A Port Said resident and lawyer of one of the defendants given a death sentence said the verdict was nothing more than "a political decision to calm the public."
"There is nothing to say these people did anything and we don't understand what this verdict is based on," Mohammed al-Daw told The Associated Press by telephone.
"Our situation in Port Said is very grave because kids were taken from their homes for wearing green T-shirts," he said, referring to the Al-Masry team color.
The violence began after the Port Said's home team won the match, 3-1. Al-Masry fans stormed the pitch after the game ended, attacking Cairo's Al-Ahly fans.
Authorities shut off the stadium lights, plunging it into darkness. In the exit corridor, the fleeing crowd pressed against a chained gate until it broke open. Many were crushed under the crowd of people trying to flee.

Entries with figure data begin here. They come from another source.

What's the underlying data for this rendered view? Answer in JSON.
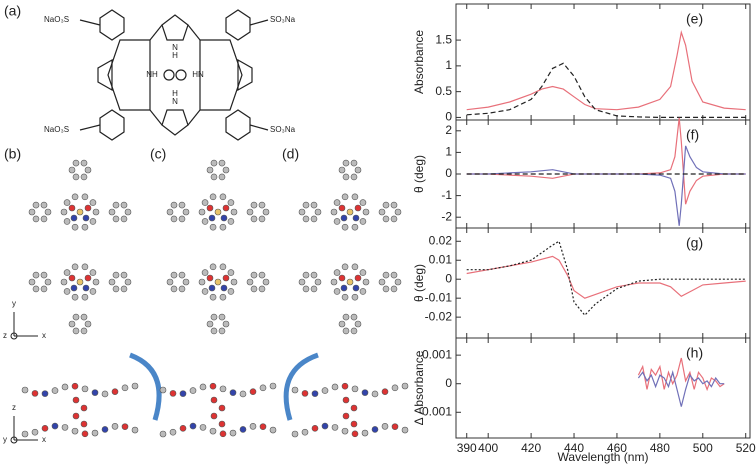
{
  "chart_data": [
    {
      "type": "line",
      "panel": "(e)",
      "ylabel": "Absorbance",
      "xlim": [
        385,
        522
      ],
      "xticks": [
        390,
        400,
        420,
        440,
        460,
        480,
        500,
        520
      ],
      "ylim": [
        -0.05,
        2.2
      ],
      "yticks": [
        0,
        0.5,
        1,
        1.5
      ],
      "x": [
        390,
        400,
        410,
        420,
        425,
        430,
        435,
        440,
        445,
        450,
        460,
        470,
        480,
        485,
        488,
        490,
        492,
        495,
        500,
        510,
        520
      ],
      "series": [
        {
          "color": "#e8707a",
          "linestyle": "solid",
          "values": [
            0.15,
            0.2,
            0.3,
            0.45,
            0.55,
            0.6,
            0.55,
            0.4,
            0.25,
            0.17,
            0.15,
            0.2,
            0.35,
            0.6,
            1.2,
            1.65,
            1.4,
            0.7,
            0.3,
            0.18,
            0.15
          ]
        },
        {
          "color": "#222222",
          "linestyle": "dashed",
          "values": [
            0.05,
            0.08,
            0.15,
            0.35,
            0.6,
            0.95,
            1.05,
            0.8,
            0.4,
            0.15,
            0.03,
            0.01,
            0,
            0,
            0,
            0,
            0,
            0,
            0,
            0,
            0
          ]
        }
      ]
    },
    {
      "type": "line",
      "panel": "(f)",
      "ylabel": "θ (deg)",
      "xlim": [
        385,
        522
      ],
      "xticks": [
        390,
        400,
        420,
        440,
        460,
        480,
        500,
        520
      ],
      "ylim": [
        -2.5,
        2.5
      ],
      "yticks": [
        -2,
        -1,
        0,
        1,
        2
      ],
      "x": [
        390,
        400,
        410,
        420,
        430,
        435,
        440,
        450,
        460,
        470,
        480,
        485,
        487,
        489,
        490,
        492,
        494,
        497,
        500,
        510,
        520
      ],
      "series": [
        {
          "color": "#e8707a",
          "linestyle": "solid",
          "values": [
            0,
            0,
            -0.05,
            -0.1,
            -0.2,
            -0.1,
            0,
            0,
            0,
            0,
            0.05,
            0.2,
            0.8,
            2.6,
            1.5,
            -1.4,
            -0.8,
            -0.3,
            -0.1,
            0,
            0
          ]
        },
        {
          "color": "#7070b8",
          "linestyle": "solid",
          "values": [
            0,
            0,
            0.05,
            0.1,
            0.2,
            0.1,
            0,
            0,
            0,
            0,
            -0.05,
            -0.2,
            -0.8,
            -2.4,
            -1.4,
            1.3,
            0.8,
            0.3,
            0.1,
            0,
            0
          ]
        },
        {
          "color": "#222222",
          "linestyle": "dashed",
          "values": [
            0,
            0,
            0,
            0,
            0,
            0,
            0,
            0,
            0,
            0,
            0,
            0,
            0,
            0,
            0,
            0,
            0,
            0,
            0,
            0,
            0
          ]
        }
      ]
    },
    {
      "type": "line",
      "panel": "(g)",
      "ylabel": "θ (deg)",
      "xlim": [
        385,
        522
      ],
      "xticks": [
        390,
        400,
        420,
        440,
        460,
        480,
        500,
        520
      ],
      "ylim": [
        -0.031,
        0.027
      ],
      "yticks": [
        -0.02,
        -0.01,
        0,
        0.01,
        0.02
      ],
      "x": [
        390,
        400,
        410,
        420,
        430,
        433,
        437,
        440,
        445,
        450,
        460,
        470,
        480,
        485,
        490,
        495,
        500,
        510,
        520
      ],
      "series": [
        {
          "color": "#e8707a",
          "linestyle": "solid",
          "values": [
            0.003,
            0.005,
            0.007,
            0.009,
            0.012,
            0.01,
            0.002,
            -0.006,
            -0.01,
            -0.008,
            -0.004,
            -0.002,
            -0.002,
            -0.004,
            -0.009,
            -0.006,
            -0.003,
            -0.002,
            -0.001
          ]
        },
        {
          "color": "#222222",
          "linestyle": "dotted",
          "values": [
            0.005,
            0.005,
            0.007,
            0.01,
            0.018,
            0.02,
            0.005,
            -0.012,
            -0.019,
            -0.013,
            -0.005,
            -0.001,
            0,
            0,
            0,
            0,
            0,
            0,
            0
          ]
        }
      ]
    },
    {
      "type": "line",
      "panel": "(h)",
      "ylabel": "Δ Absorbance",
      "xlabel": "Wavelength (nm)",
      "show_xtick_labels": true,
      "xlim": [
        385,
        522
      ],
      "xticks": [
        390,
        400,
        420,
        440,
        460,
        480,
        500,
        520
      ],
      "ylim": [
        -0.0019,
        0.0016
      ],
      "yticks": [
        -0.001,
        0,
        0.001
      ],
      "x": [
        470,
        472,
        474,
        476,
        478,
        480,
        482,
        484,
        486,
        488,
        490,
        492,
        494,
        496,
        498,
        500,
        502,
        504,
        506,
        508,
        510
      ],
      "series": [
        {
          "color": "#e8707a",
          "linestyle": "solid",
          "values": [
            0.0003,
            0.0006,
            -0.0002,
            0.0005,
            0.0003,
            0.0006,
            -0.0002,
            0.0004,
            0,
            0.0003,
            0.0009,
            0.0001,
            0.0004,
            -0.0002,
            0.0004,
            0.0002,
            -0.0002,
            0.0002,
            0.0001,
            -0.0001,
            0
          ]
        },
        {
          "color": "#7070b8",
          "linestyle": "solid",
          "values": [
            0.0002,
            0.0004,
            0.0001,
            0.0003,
            -0.0001,
            0.0003,
            0.0002,
            -0.0001,
            0.0004,
            -0.0002,
            -0.0008,
            -0.0002,
            0.0003,
            0.0001,
            0.0002,
            0,
            0.0001,
            -0.0001,
            0.0002,
            0,
            0
          ]
        }
      ]
    }
  ],
  "figure": {
    "panels": [
      "(a)",
      "(b)",
      "(c)",
      "(d)"
    ],
    "substituents": [
      "NaO₃S",
      "SO₃Na",
      "NaO₃S",
      "SO₃Na"
    ],
    "core": [
      "NH",
      "HN",
      "H",
      "N",
      "N",
      "H"
    ],
    "axes_top": [
      "y",
      "z",
      "x"
    ],
    "axes_bottom": [
      "z",
      "y",
      "x"
    ]
  }
}
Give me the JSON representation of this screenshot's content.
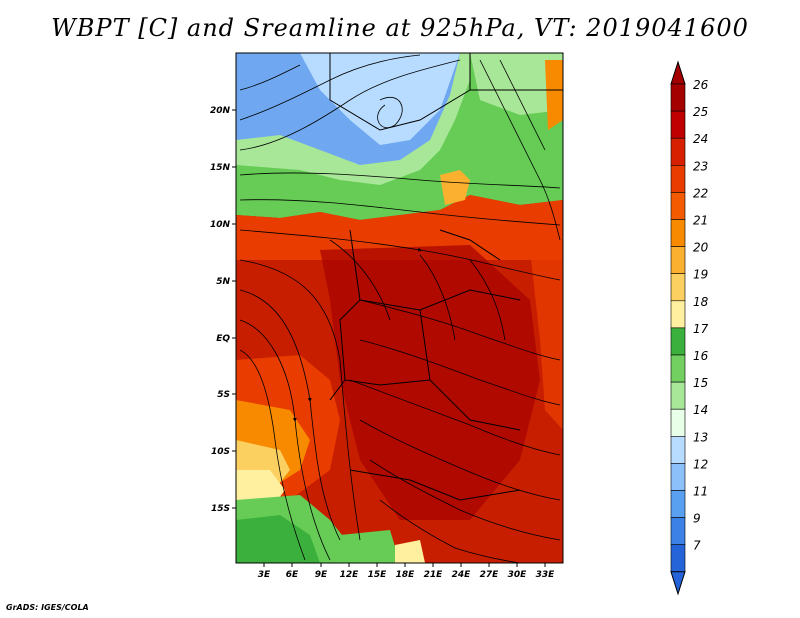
{
  "title": "WBPT [C] and Sreamline at 925hPa, VT: 2019041600",
  "footer": "GrADS: IGES/COLA",
  "map": {
    "lat_labels": [
      "20N",
      "15N",
      "10N",
      "5N",
      "EQ",
      "5S",
      "10S",
      "15S"
    ],
    "lon_labels": [
      "3E",
      "6E",
      "9E",
      "12E",
      "15E",
      "18E",
      "21E",
      "24E",
      "27E",
      "30E",
      "33E"
    ]
  },
  "colorbar": {
    "labels": [
      "26",
      "25",
      "24",
      "23",
      "22",
      "21",
      "20",
      "19",
      "18",
      "17",
      "16",
      "15",
      "14",
      "13",
      "12",
      "11",
      "9",
      "7"
    ],
    "colors": [
      "#a50000",
      "#c00000",
      "#d72000",
      "#e83c00",
      "#f45b00",
      "#f88a00",
      "#fbb030",
      "#fcd060",
      "#fff0a0",
      "#3cb03c",
      "#72d060",
      "#a8e698",
      "#e8ffe8",
      "#b8dcff",
      "#8cc0fa",
      "#5aa0f0",
      "#3c82e6",
      "#2464d8"
    ]
  },
  "legend_colors": {
    "land_hot": "#c81e00",
    "hot_mid": "#d63a10",
    "green": "#66cc55",
    "blue": "#6fa8f0"
  }
}
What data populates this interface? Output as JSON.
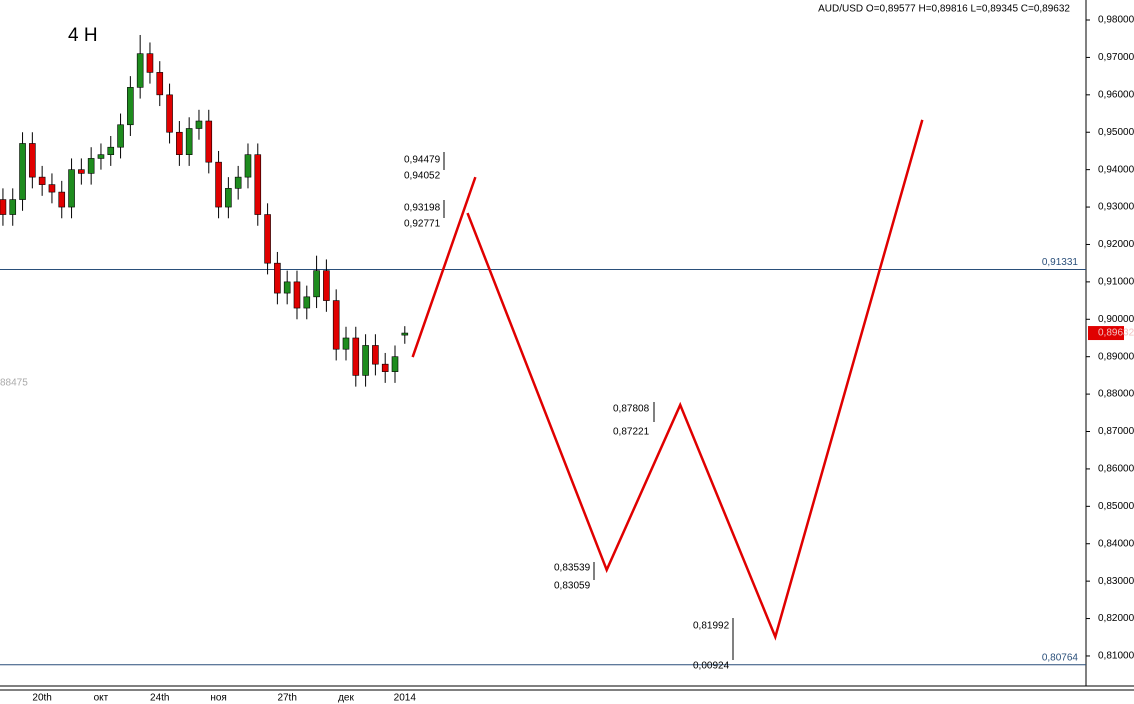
{
  "chart_data": {
    "type": "candlestick",
    "title": "AUD/USD O=0,89577 H=0,89816 L=0,89345 C=0,89632",
    "timeframe": "4 H",
    "categories": [
      null,
      null,
      null,
      null,
      "20th",
      null,
      null,
      null,
      null,
      null,
      "окт",
      null,
      null,
      null,
      null,
      null,
      "24th",
      null,
      null,
      null,
      null,
      null,
      "ноя",
      null,
      null,
      null,
      null,
      null,
      null,
      "27th",
      null,
      null,
      null,
      null,
      null,
      "дек",
      null,
      null,
      null,
      null,
      null,
      "2014"
    ],
    "open": [
      0.932,
      0.928,
      0.932,
      0.947,
      0.938,
      0.936,
      0.934,
      0.93,
      0.94,
      0.939,
      0.943,
      0.944,
      0.946,
      0.952,
      0.962,
      0.971,
      0.966,
      0.96,
      0.95,
      0.944,
      0.951,
      0.953,
      0.942,
      0.93,
      0.935,
      0.938,
      0.944,
      0.928,
      0.915,
      0.907,
      0.91,
      0.903,
      0.906,
      0.913,
      0.905,
      0.892,
      0.895,
      0.885,
      0.893,
      0.888,
      0.886,
      0.89577
    ],
    "high": [
      0.935,
      0.935,
      0.95,
      0.95,
      0.941,
      0.939,
      0.937,
      0.943,
      0.943,
      0.946,
      0.947,
      0.949,
      0.955,
      0.965,
      0.976,
      0.974,
      0.969,
      0.963,
      0.953,
      0.954,
      0.956,
      0.956,
      0.945,
      0.938,
      0.941,
      0.947,
      0.947,
      0.931,
      0.918,
      0.913,
      0.913,
      0.909,
      0.917,
      0.916,
      0.908,
      0.898,
      0.898,
      0.896,
      0.896,
      0.891,
      0.893,
      0.89816
    ],
    "low": [
      0.925,
      0.925,
      0.929,
      0.935,
      0.933,
      0.931,
      0.927,
      0.927,
      0.936,
      0.936,
      0.94,
      0.941,
      0.943,
      0.949,
      0.959,
      0.963,
      0.957,
      0.947,
      0.941,
      0.941,
      0.948,
      0.939,
      0.927,
      0.927,
      0.932,
      0.935,
      0.925,
      0.912,
      0.904,
      0.904,
      0.9,
      0.9,
      0.903,
      0.902,
      0.889,
      0.889,
      0.882,
      0.882,
      0.885,
      0.883,
      0.883,
      0.89345
    ],
    "close": [
      0.928,
      0.932,
      0.947,
      0.938,
      0.936,
      0.934,
      0.93,
      0.94,
      0.939,
      0.943,
      0.944,
      0.946,
      0.952,
      0.962,
      0.971,
      0.966,
      0.96,
      0.95,
      0.944,
      0.951,
      0.953,
      0.942,
      0.93,
      0.935,
      0.938,
      0.944,
      0.928,
      0.915,
      0.907,
      0.91,
      0.903,
      0.906,
      0.913,
      0.905,
      0.892,
      0.895,
      0.885,
      0.893,
      0.888,
      0.886,
      0.89,
      0.89632
    ],
    "up_color": "#1e8c1e",
    "down_color": "#e00000",
    "xlim": [
      -0.3,
      110.5
    ],
    "ylim": [
      0.80197,
      0.98535
    ],
    "yticks": [
      {
        "value": 0.98,
        "label": "0,98000"
      },
      {
        "value": 0.97,
        "label": "0,97000"
      },
      {
        "value": 0.96,
        "label": "0,96000"
      },
      {
        "value": 0.95,
        "label": "0,95000"
      },
      {
        "value": 0.94,
        "label": "0,94000"
      },
      {
        "value": 0.93,
        "label": "0,93000"
      },
      {
        "value": 0.92,
        "label": "0,92000"
      },
      {
        "value": 0.91,
        "label": "0,91000"
      },
      {
        "value": 0.9,
        "label": "0,90000"
      },
      {
        "value": 0.89,
        "label": "0,89000"
      },
      {
        "value": 0.88,
        "label": "0,88000"
      },
      {
        "value": 0.87,
        "label": "0,87000"
      },
      {
        "value": 0.86,
        "label": "0,86000"
      },
      {
        "value": 0.85,
        "label": "0,85000"
      },
      {
        "value": 0.84,
        "label": "0,84000"
      },
      {
        "value": 0.83,
        "label": "0,83000"
      },
      {
        "value": 0.82,
        "label": "0,82000"
      },
      {
        "value": 0.81,
        "label": "0,81000"
      }
    ],
    "levels": [
      {
        "value": 0.91331,
        "label": "0,91331"
      },
      {
        "value": 0.80764,
        "label": "0,80764"
      }
    ],
    "level_color": "#2a4f7a",
    "forecast_color": "#e00000",
    "forecast": [
      {
        "x": [
          41.8,
          48.2
        ],
        "values": [
          0.8899,
          0.938
        ]
      },
      {
        "x": [
          47.4,
          61.6,
          69.1,
          78.8,
          93.8
        ],
        "values": [
          0.9284,
          0.833,
          0.8771,
          0.8151,
          0.9533
        ]
      }
    ],
    "annotations": [
      "0,94479",
      "0,94052",
      "0,93198",
      "0,92771",
      "0,87808",
      "0,87221",
      "0,83539",
      "0,83059",
      "0,81992",
      "0,00924"
    ],
    "last_price": {
      "value": 0.89632,
      "label": "0,89632"
    },
    "left_label": "88475"
  }
}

Survivors of the riot described a nightmarish scene in the stadium. Police stood by doing nothing, they said, as fans of Al-Masry attacked supporters of the top Cairo club stabbing them and throwing them off bleachers.
Al-Ahly survivors said supporters of Al-Masry carved the words "Port Said" into their bodies and undressed them while beating them with iron bars.
While there has long been bad blood between the two rival teams, many blamed police for failing to perform usual searches for weapons at the stadium.
Both Al-Ahly Ultras and Al-Masry Ultras widely believe that ex-members of the ousted regime of Hosni Mubarak helped instigate the attack, and that the police at the very least were responsible for gross negligence. It is not clear what kind of evidence, if any, was presented to the court to back up claims that the attack had been orchestrated by regime officials.